The P/E ratio tells you how much the market is willing to pay today for every $1 of a company’s earnings.
The P/E ratio helps investors evaluate whether a stock is fairly priced.
Disclaimer: This article is for educational purposes only and not financial advice.
Key Takeaways
- ✔ P/E Ratio = Stock Price ÷ Earnings Per Share (EPS)
- ✔ High P/E = high growth expectations
- ✔ Low P/E = possible undervaluation (or weak growth)
P/E Ratio Formula
P/E Ratio = Stock Price ÷ Earnings Per Share (EPS)
Example: If a stock price is $100 and earnings per share is $10:
P/E = 100 ÷ 10 = 10
This means investors are paying 10x the company’s yearly earnings.

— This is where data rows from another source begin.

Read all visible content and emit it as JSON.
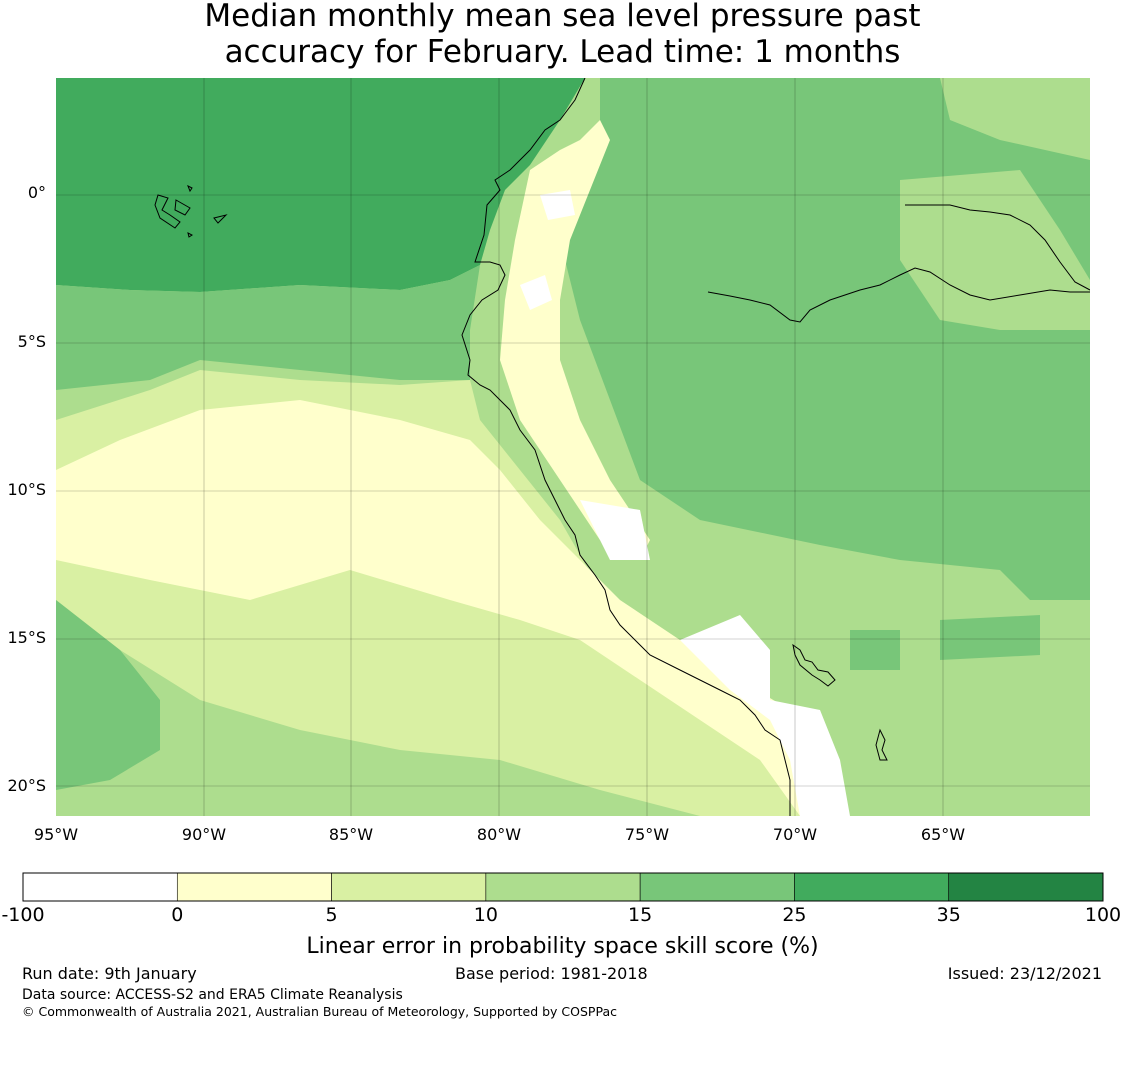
{
  "title": {
    "line1": "Median monthly mean sea level pressure past",
    "line2": "accuracy for February. Lead time: 1 months"
  },
  "map": {
    "latitude_labels": [
      "0°",
      "5°S",
      "10°S",
      "15°S",
      "20°S"
    ],
    "longitude_labels": [
      "95°W",
      "90°W",
      "85°W",
      "80°W",
      "75°W",
      "70°W",
      "65°W"
    ]
  },
  "colorbar": {
    "ticks": [
      "-100",
      "0",
      "5",
      "10",
      "15",
      "25",
      "35",
      "100"
    ],
    "colors": [
      "#ffffff",
      "#ffffcc",
      "#d9f0a3",
      "#addd8e",
      "#78c679",
      "#41ab5d",
      "#238443"
    ],
    "label": "Linear error in probability space skill score (%)"
  },
  "footer": {
    "run_date": "Run date: 9th January",
    "base_period": "Base period: 1981-2018",
    "issued": "Issued: 23/12/2021",
    "data_source": "Data source: ACCESS-S2 and ERA5 Climate Reanalysis",
    "copyright": "© Commonwealth of Australia 2021, Australian Bureau of Meteorology, Supported by COSPPac"
  }
}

Simple Example (Lemonade Stand)
Imagine a lemonade stand:
- Profit: $100 per year
- Price: $1,000
- P/E Ratio: 1000 ÷ 100 = 10
You are paying 10 years of profits to own the business.
Types of P/E Ratios
| Type | Meaning | Use |
|---|---|---|
| Trailing P/E | Past 12 months earnings | Historical analysis |
| Forward P/E | Future estimated earnings | Growth expectations |
High P/E vs Low P/E
- High P/E: Investors expect strong future growth
- Low P/E: Stock may be undervalued or slow-growing
Important: Always compare P/E within the same industry.
Key Risks to Consider
- Earnings Manipulation: Accounting can distort earnings
- Value Trap: Low P/E doesn’t always mean cheap
- Growth Slowdown: High P/E stocks can fall fast
Final Verdict
- ✔ Use P/E to compare similar companies
- ✔ Always combine with other metrics
- ✔ Think of P/E as the “price of future earnings”
FAQs
What is a good P/E ratio?
Typically 15–20, but varies by industry.
Can P/E be negative?
Yes, if the company has no profit.
Is high P/E bad?
Not always—it can reflect strong growth expectations.